AT&T today announced three more cities for its 2018 5G buildout – including Charlotte and Raleigh, N.C. and Oklahoma City. The company previously said it would deploy service to a dozen AT&T 5G markets in 2018 and announced that Dallas, Atlanta and Waco would be among those 12.
How much bandwidth customers will get using 5G will depend, in large part, on the spectrum used to support it and AT&T isn’t saying much about that. Asked what bands would be used in the first six AT&T 5G markets, a spokesperson said “[w]e are not ready to talk about specific spectrum bands we will use for 5G beyond mmWave. However, we will use our existing low and mid-band spectrum holdings to deploy 5G beyond our initial deployments in mmWave.”
By “initial deployments,” the company apparently means three initial trial deployments in Waco; Kalamazoo, Mich. and South Bend, Ind. that used millimeter wave spectrum to achieve gigabit speeds. Achieving those speeds doesn’t come easy, though. Deploying service in the millimeter wave band is costly and time-consuming, as spectrum in that band provides relatively short range, requiring cell sites to be deployed more densely than with traditional service.
AT&T early this year said it would be the first to offer mobile 5G service in the U.S., which would occur in 2018 – although service initially will be delivered via a hotspot “puck” because smartphones supporting 5G aren’t expected to be available until 2019, and even then, in limited quantities.

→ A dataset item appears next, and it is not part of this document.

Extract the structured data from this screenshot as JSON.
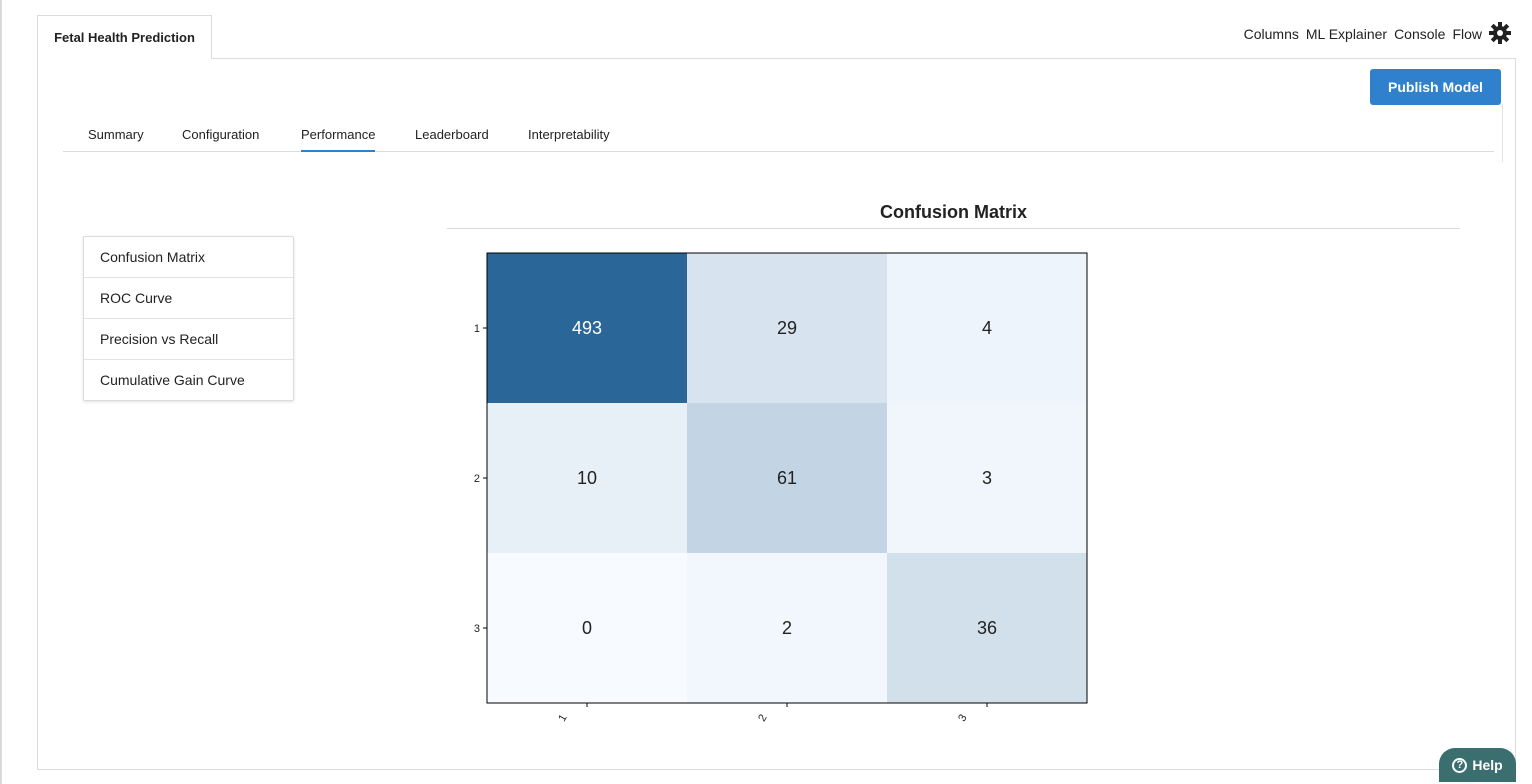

Also today AT&T said it launched LTE-LAA in parts of eight new markets, bringing the company’s total LTE-LAA markets to 15. Additionally, the company noted that its 5G Evolution technology is now live in more than 140 markets.
AT&T 5G Markets
Carriers increasingly have been targeting advanced network deployments for cities that are the easiest to work with when it comes to issues such as rights of way, pole attachment, approval times and fees. It appears that the agreements AT&T negotiated with the three new cities also may have included a clause stating that the mayor would provide a quote for an AT&T press release about the plans.
“Access to 5G technology can make a genuine difference in the lives of families and help assure that Charlotte continues to be such a great place to live, work and play,” said Charlotte Mayor Vi Lyles in the release.
The mayors of Raleigh and Oklahoma City provided similar quotes.
LAA and 5G Evolution
AT&T initially rolled out LTE-LAA in seven markets in November. LTE-LAA uses unlicensed spectrum to boost the data rates carriers can deliver over licensed networks. AT&T said its network can support theoretical wireless speeds up to 1 Gbps per second on capable devices.
“5G Evolution” is a marketing term that AT&T uses for a combination of advanced technologies including carrier aggregation, 4×4 MIMO and 256 QAM designed to boost wireless data rates. Although the offering doesn’t meet official 5G standards, the company said those technologies will be critical stepping stones to 5G and that they offer a significant speed boost for currently deployed wireless networks.
According to today’s press release, 5G Evolution supports peak theoretical wireless speeds of at least 400 Mbps on capable devices.